10:32 A.M. , Sunday, June 20, 2010
    Uncomfortable in an overstuffed chair, the woman ate the first of two scones between sips of tea, unaware of lingering masculine stares, not yet realizing that one man had taken a table nearby so he could undress her with his eyes while pretending to read a newspaper. She was famished, and if Teresa Cruz’s money hadn’t bought her the scones, she would have eaten the little security guard’s kidney.
    The woman was at a place called Starbucks, two blocks away from a highway that serviced streams of motor cars resembling miniature trains without track or sensibility. She loved the wide, flat road of the red-and-blue 405 signs, the concrete slicing through that old whore Mother Nature. In fact, she had rested in one of its underpasses until the sun came up and, if need be, would go back again tonight.
    Two cyclists came in, the door stirring the air, and the woman caught a whiff from her own body.

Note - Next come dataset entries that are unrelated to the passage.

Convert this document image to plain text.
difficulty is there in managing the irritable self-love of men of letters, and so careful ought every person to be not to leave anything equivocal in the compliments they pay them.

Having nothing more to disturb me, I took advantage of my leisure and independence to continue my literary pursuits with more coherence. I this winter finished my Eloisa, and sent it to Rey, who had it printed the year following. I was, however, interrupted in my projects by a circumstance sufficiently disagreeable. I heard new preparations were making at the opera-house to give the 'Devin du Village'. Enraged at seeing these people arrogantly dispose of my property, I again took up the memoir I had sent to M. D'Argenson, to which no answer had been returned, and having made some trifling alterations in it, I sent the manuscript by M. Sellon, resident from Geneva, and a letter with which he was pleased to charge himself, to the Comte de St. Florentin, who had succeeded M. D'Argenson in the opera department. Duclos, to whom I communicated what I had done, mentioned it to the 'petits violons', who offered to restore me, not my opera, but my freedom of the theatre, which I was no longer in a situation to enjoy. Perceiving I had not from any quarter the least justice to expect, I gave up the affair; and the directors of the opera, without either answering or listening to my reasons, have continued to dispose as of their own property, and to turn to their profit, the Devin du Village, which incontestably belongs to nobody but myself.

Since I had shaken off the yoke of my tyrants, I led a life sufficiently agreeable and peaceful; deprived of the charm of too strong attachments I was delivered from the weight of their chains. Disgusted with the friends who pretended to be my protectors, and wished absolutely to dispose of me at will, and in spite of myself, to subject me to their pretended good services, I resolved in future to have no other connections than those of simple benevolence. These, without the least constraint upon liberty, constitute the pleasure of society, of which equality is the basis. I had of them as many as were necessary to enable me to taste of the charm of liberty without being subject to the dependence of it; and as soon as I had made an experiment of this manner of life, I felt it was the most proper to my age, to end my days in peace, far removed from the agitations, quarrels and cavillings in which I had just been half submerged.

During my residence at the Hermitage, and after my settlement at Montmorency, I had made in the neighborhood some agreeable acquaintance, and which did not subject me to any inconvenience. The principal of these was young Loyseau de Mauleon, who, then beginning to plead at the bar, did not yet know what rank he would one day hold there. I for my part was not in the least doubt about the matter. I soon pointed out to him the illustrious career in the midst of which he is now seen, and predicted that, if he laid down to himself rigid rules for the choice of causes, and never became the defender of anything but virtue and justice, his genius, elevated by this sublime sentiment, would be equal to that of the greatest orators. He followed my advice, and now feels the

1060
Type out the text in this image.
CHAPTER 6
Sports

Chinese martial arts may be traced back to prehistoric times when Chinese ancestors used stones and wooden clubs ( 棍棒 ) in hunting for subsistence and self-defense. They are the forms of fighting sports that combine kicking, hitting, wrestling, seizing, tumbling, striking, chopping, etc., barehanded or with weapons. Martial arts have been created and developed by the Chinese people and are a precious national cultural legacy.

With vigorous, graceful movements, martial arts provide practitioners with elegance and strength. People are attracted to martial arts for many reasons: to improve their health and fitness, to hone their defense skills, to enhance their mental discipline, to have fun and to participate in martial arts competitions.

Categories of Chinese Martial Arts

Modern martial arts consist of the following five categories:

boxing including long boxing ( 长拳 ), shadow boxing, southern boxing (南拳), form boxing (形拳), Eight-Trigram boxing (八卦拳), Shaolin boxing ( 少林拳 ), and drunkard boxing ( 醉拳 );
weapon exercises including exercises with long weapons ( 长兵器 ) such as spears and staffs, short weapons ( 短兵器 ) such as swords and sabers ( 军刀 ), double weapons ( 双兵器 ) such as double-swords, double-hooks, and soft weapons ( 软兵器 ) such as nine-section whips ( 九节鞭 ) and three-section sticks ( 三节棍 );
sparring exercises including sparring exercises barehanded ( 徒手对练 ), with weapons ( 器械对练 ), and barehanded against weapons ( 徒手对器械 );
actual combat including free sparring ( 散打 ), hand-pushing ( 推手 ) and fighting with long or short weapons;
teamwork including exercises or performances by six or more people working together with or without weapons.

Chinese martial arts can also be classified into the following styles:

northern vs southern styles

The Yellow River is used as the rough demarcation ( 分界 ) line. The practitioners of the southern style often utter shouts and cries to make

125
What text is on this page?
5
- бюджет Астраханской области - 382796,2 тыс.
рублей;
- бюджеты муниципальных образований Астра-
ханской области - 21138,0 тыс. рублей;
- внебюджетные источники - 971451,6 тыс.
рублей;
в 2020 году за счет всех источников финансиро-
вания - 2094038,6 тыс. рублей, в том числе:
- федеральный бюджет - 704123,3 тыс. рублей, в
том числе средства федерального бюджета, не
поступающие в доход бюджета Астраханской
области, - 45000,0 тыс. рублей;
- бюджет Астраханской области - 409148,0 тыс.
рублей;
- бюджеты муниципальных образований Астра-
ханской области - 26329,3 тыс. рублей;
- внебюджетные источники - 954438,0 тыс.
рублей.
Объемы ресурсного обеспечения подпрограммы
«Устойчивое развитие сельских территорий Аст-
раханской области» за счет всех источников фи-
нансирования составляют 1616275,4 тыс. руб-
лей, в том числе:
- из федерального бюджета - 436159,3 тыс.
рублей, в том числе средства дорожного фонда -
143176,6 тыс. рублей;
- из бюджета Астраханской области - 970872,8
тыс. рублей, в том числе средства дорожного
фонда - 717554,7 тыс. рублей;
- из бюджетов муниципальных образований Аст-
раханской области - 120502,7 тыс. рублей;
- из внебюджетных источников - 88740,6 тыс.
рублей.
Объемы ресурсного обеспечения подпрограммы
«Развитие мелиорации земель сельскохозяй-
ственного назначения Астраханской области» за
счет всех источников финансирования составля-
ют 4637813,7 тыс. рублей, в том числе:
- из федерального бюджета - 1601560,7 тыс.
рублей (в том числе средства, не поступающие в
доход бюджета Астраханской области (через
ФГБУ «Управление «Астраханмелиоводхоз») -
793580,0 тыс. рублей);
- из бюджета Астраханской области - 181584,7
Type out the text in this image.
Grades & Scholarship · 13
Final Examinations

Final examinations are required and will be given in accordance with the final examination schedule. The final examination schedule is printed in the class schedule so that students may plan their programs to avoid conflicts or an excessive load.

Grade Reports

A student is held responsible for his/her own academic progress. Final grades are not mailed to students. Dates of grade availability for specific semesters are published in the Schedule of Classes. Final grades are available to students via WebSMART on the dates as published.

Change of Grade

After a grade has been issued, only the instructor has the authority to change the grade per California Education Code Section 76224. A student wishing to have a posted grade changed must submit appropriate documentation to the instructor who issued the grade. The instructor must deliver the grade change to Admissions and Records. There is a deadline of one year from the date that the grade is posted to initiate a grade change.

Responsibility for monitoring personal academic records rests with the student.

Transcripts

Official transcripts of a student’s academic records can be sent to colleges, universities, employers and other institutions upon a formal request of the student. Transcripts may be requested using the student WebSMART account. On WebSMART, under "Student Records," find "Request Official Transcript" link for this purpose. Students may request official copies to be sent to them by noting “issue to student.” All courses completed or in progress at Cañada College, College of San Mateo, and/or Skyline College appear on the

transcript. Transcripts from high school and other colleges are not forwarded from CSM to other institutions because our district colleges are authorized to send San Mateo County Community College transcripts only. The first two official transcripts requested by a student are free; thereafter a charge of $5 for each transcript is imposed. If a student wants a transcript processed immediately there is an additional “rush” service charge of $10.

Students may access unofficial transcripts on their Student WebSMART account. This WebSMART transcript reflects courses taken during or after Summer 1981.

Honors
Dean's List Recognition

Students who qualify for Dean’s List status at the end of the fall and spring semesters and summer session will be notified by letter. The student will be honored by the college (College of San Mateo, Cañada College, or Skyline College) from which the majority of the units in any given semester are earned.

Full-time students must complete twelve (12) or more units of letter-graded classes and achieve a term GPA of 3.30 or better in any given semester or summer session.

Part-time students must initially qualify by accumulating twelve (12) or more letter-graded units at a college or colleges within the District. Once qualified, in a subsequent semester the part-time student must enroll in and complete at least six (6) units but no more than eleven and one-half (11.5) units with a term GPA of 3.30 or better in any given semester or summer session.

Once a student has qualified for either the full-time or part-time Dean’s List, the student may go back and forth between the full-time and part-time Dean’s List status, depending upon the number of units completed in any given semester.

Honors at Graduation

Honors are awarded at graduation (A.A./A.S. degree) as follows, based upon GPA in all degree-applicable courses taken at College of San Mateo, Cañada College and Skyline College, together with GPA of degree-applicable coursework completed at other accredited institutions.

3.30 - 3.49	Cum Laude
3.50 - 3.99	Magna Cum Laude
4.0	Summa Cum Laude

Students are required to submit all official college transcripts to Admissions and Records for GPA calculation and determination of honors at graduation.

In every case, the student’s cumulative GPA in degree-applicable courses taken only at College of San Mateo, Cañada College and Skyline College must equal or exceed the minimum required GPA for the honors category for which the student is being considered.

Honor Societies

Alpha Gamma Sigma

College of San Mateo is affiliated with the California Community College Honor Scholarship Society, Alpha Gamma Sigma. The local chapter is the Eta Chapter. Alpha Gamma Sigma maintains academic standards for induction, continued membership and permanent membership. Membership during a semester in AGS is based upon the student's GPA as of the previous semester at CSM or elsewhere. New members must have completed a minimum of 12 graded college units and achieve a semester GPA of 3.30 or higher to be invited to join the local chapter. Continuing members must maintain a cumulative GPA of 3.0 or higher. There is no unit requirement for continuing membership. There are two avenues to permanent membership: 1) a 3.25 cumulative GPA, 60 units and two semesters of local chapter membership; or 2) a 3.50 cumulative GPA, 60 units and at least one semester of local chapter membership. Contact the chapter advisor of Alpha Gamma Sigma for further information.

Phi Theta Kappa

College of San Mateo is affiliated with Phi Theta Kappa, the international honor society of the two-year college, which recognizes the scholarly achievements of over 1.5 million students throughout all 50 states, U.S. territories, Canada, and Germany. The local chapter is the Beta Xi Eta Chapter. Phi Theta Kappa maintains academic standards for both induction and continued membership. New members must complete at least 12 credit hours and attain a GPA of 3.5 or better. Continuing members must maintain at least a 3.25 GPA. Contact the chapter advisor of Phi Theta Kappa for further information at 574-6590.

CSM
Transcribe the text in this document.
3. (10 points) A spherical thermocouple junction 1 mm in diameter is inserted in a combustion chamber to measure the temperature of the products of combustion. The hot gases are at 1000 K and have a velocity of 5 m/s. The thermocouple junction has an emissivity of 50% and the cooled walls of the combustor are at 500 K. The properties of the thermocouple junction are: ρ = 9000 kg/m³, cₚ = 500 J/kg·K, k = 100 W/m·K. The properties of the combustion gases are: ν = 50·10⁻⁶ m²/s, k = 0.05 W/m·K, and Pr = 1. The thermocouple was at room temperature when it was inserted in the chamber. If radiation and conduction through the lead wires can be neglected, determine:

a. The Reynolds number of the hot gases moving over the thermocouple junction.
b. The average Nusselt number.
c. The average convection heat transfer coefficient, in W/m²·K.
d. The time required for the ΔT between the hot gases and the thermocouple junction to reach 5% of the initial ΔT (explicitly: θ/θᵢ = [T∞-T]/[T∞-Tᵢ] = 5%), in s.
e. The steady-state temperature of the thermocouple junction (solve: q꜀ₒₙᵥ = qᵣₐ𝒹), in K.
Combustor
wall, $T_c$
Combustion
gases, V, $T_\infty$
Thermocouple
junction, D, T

It wasn’t that nasty, harsh odor she recalled from when she was a man on the hunt for whores. Rather, it was a sweet musk, that same perfume her sister gave off before they’d go hand-in-hand behind the caretaker’s house.
Yes, but I am not Penny—I must find a bath or a shower.
    She finished her scone and dabbed at her mouth, put off by the papernapkin.
Whatever happened to linen?
She sighed stoically and sipped tea—a passable Earl Grey—then leaned back in the chair, annoyed by Teresa’s shirt stretching taut, annoyed by her own breasts. She must find respectable attire—something Jack would deem suitable—something masculine, except the way these men of 2010 dressed was questionable at best. Their trousers stopped at the calves, a perversion of knickers. They all wore pullover shirts with inane quotations, billed caps and sandals that flopped. True, she had loved the disco shirts and bell-bottoms in 1979, but they were flamboyant and elegant compared with these outfits. She assumed the wires hanging from the ears of these men had something to do with the small, strangely bright screens on their tables. Portable television, perhaps? If not, then it must be the small devices they were talking into, obviously the telephones of the day. She felt a pair of eyes and frowned.
Why does that man keep staring at me? Has he figured out that I am a misincarnation from out of time or does he want to take me behind this coffee store and have at me?
She gave the man a murderous scowl, not realizing that her expression came off as an innocent yet sensual pout.
    She bit into the second scone, but her hunger had deserted her.